My review in this month’s Seattle Met is Chávez, the 12th Avenue bar that in its short life has become one of Capitol Hill’s indispensable stops. Here’s why. But my review couldn’t allot enough space for a full rhapsody on the chile en nogada, Chávez’s tribute to his history. And his mom.
“My mom, she’s a good cook,” he told me. “She’s from the south [of Mexico], and so is chile en nogada.” Growing up in Durango, Chávez ate the dish all the time because his mom’s family would have contests to see who could make the best version. “My mom has the best one,” he smiles, “and this is it.”
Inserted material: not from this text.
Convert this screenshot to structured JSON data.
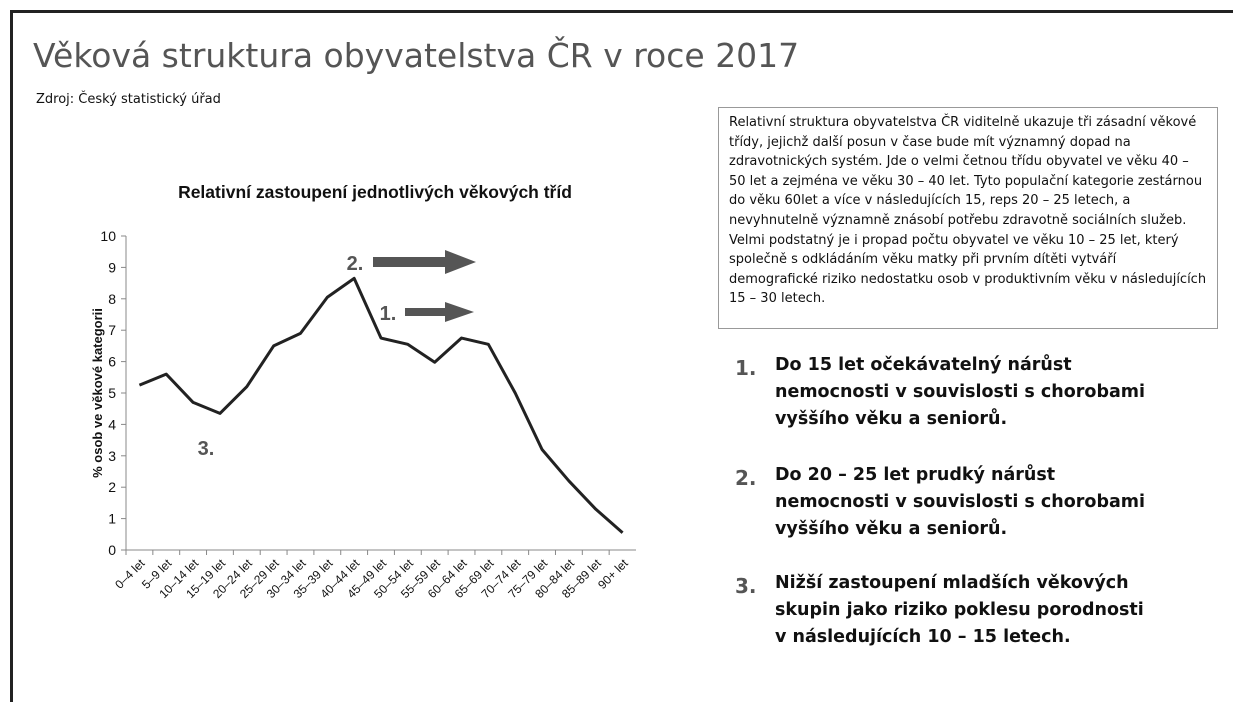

It’s a tricky dish, involving 12 ingredients and a skilled hand with the roaster. “If you overcook the chile at all, it will fall apart and become hard to stuff.” Chávez skins the pepper, a poblano, and cleans out its seeds to make room for the filling—a dense blend of ground pork, ground beef, white wine, pine nuts, capers, walnuts, apples, pears, raisins, and candied cactus. The stuffed chile arrives topped with a walnut-sherry sauce rich as a bold Spanish Romesco. It adds up to a dish that recalls the sweet-meaty combinations of medieval or Moorish cuisines, delivering a complexity that will be—I promise—the most satisfying food experience you’ll have in a bar, anywhere.
Turns out this dish is traditionally eaten on Mexican Independence Day. Which, as it happens, is Wednesday.